If $$\int_{-\pi/2}^{\pi/2} \frac{8\sqrt{2}\cos x\,dx}{(1+e^{\sin x})(1+\sin^4 x)} = \alpha\pi + \beta\log_e(3+2\sqrt{2})$$, where $$\alpha, \beta$$ are integers, then $$\alpha^2 + \beta^2$$ equals:

Use the property $$\int_a^b f(x) dx = \int_a^b f(a+b-x) dx$$.

Here $$a+b = 0$$, so replace $$x$$ with $$-x$$:

$$I = \int_{-\pi/2}^{\pi/2} \frac{8\sqrt{2} \cos(-x)}{(1+e^{\sin(-x)})(1+\sin^4(-x))} dx = \int_{-\pi/2}^{\pi/2} \frac{8\sqrt{2} \cos x}{(1+e^{-\sin x})(1+\sin^4 x)} dx$$

$$2I = \int_{-\pi/2}^{\pi/2} \frac{8\sqrt{2} \cos x}{1+\sin^4 x} \left( \frac{1}{1+e^{\sin x}} + \frac{e^{\sin x}}{1+e^{\sin x}} \right) dx = \int_{-\pi/2}^{\pi/2} \frac{8\sqrt{2} \cos x}{1+\sin^4 x} dx$$

Since the integrand is even: $$I = \int_{0}^{\pi/2} \frac{8\sqrt{2} \cos x}{1+\sin^4 x} dx$$.

Let $$\sin x = t \implies \cos x dx = dt$$. Limits: $$0$$ to $$1$$.

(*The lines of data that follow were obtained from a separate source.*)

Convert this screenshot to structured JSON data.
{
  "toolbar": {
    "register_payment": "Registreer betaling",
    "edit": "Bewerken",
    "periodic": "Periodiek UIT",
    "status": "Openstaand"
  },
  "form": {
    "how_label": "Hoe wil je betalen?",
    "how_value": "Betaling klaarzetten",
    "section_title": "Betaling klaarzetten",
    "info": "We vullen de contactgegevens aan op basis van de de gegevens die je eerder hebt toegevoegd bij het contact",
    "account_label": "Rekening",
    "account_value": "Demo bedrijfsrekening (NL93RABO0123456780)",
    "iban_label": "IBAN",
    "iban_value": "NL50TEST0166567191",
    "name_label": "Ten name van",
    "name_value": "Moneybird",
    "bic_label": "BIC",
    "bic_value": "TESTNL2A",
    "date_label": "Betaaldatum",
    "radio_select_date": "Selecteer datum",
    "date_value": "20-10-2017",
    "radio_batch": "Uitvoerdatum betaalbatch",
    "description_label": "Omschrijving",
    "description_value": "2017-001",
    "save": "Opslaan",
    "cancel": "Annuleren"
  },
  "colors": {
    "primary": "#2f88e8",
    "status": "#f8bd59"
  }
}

$$I = 8\sqrt{2} \int_{0}^{1} \frac{dt}{1+t^4}$$

Using the standard integral form for $$1/(1+t^4)$$:

$$I = 4\sqrt{2} \int_{0}^{1} \frac{(t^2+1)-(t^2-1)}{t^4+1} dt = 4\sqrt{2} \left[ \frac{1}{\sqrt{2}}\tan^{-1}\left(\frac{t^2-1}{\sqrt{2}t}\right) + \frac{1}{2\sqrt{2}}\log \left|\frac{t^2-\sqrt{2}t+1}{t^2+\sqrt{2}t+1}\right| \right]_0^1$$

After applying limits: $$I = 2\pi + 2 \log_e(3+2\sqrt{2})$$.

Comparing with $$\alpha\pi + \beta \log_e(3+2\sqrt{2})$$, we get $$\alpha=2, \beta=2$$.

$$\alpha^2 + \beta^2 = 4 + 4 = 8$$.